China shipbuilding plans threaten VLCC business
The tanker market is facing a bleak future as China restates its intention to control the transport of 50 percent of its crude oil needs by 2015.
Growth may have slowed in some mainland sectors this year, but it takes a lot of fuel to stoke an economy growing at 8.5 percent.
Oil imports rose by seven percent in the first half, reaching 130 million tonnes, enough to fill 434 supertankers. China is planning to radically boost its VLCC fleet, currently standing at 56, by ordering another 80 of the giant crude carriers.
So far there are 30 supertankers on order from mainland shipowners, reported the South China Morning Post, but the mainland’s orderbook is about to be shoved way out with those additional 80 vessels to be built in the next four years.
That will more than double the current fleet as the country’s top two shipping lines, state-owned Cosco and China Shipping, strike up joint ventures with state-owned oil companies, such as PetroChina and CNOOC.
With its insatiable thirst for foreign oil that keeps the wheels of its economy turning, it is easy to understand China’s strategy to control half of its own oil transportation. But it is equally understandable to see how the rest of the oil transporting industry sees the move as outrageous.
The massive capacity will flood the market and send ship charter rates plunging at a time when shipping can least afford it.
But even worse is that the foreign owned tanker fleets will have to try to compete against state owned shipping companies partnering with state owned oil companies financed by state owned banks. They will essentially be up against a giant subsidized entity that will control a huge chunk of the global crude oil transportation business. While the world’s tanker operators try to compete in a vicious free market environment, they will be battling against the world’s biggest cartel.
State owned entities are not the best managed companies whose approach to business tends to be goal oriented rather than profitability focused. Locking in their crude supply will be more of an in-house arrangement with the local oil companies, but it will ensure that a good 25 percent of the world’s crude oil cargo will be removed from the market.
With too many tankers chasing cargoes that are already declining, cutting such a large chunk out of the market while doubling the fleet size has associations like Bimco knocking back a shot of something sharp to steady the nerves.
Bimco says with the industry oversupplied it would make more sense for China’s shipping firms to buy existing ships idling away in lay-up or currently under construction rather than building scores more.

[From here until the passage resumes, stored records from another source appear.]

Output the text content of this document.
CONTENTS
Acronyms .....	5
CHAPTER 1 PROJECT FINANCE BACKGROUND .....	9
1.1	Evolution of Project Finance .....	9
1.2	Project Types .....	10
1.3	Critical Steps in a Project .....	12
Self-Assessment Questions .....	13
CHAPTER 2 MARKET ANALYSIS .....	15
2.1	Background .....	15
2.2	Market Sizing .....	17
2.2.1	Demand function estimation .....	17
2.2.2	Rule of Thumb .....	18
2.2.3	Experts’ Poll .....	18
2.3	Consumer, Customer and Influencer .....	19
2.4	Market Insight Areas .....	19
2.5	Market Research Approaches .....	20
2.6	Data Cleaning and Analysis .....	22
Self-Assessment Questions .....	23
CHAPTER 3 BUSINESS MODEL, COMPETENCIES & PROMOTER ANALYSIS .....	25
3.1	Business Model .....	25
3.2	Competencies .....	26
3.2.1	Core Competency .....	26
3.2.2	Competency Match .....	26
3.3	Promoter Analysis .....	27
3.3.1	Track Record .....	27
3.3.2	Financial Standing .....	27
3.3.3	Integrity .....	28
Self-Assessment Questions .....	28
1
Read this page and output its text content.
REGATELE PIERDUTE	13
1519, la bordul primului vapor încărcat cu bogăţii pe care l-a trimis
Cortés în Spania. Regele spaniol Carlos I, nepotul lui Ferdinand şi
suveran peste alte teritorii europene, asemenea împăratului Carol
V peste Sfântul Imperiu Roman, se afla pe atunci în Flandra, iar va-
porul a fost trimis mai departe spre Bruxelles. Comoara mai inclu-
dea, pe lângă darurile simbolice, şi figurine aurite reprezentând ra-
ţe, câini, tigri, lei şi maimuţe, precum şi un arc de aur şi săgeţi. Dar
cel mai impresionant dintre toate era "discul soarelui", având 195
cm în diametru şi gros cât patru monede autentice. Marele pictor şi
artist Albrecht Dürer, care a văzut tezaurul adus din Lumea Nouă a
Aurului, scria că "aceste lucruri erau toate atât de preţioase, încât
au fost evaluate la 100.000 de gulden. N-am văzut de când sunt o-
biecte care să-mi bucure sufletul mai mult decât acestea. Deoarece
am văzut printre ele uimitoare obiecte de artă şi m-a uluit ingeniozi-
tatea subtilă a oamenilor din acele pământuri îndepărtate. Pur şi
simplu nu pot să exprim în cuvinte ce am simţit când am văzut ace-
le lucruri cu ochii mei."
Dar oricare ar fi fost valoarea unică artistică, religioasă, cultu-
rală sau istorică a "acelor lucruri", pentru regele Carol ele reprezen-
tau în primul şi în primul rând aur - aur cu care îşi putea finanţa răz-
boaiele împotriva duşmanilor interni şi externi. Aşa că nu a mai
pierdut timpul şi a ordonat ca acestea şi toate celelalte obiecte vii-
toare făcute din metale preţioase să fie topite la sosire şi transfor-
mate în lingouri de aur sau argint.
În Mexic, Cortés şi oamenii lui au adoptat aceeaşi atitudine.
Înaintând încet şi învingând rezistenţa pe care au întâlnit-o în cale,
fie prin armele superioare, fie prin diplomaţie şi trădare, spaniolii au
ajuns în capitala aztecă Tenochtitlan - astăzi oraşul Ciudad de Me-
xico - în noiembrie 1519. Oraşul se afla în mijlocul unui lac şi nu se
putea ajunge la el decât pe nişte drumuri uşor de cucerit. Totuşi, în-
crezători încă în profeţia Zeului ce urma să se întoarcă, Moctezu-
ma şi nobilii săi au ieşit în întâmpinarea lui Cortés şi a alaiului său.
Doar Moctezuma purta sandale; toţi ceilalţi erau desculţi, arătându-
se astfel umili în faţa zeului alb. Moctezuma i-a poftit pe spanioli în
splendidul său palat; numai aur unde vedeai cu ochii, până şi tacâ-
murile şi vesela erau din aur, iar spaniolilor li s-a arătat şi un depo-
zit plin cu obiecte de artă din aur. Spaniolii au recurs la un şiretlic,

Its chief executive, Torben Skaanild, believes 50 supertankers should be taken out of the market, and was horrified that China planned instead to put 80 new VLCCS in. He used words like “catastrophe” and warned it would kill the tanker market.
He may be right, but with internal consumption in China expected to rise sharply over the next few years, there will be growing demand for crude oil transportation. And the mainland is certain to place its own interests first.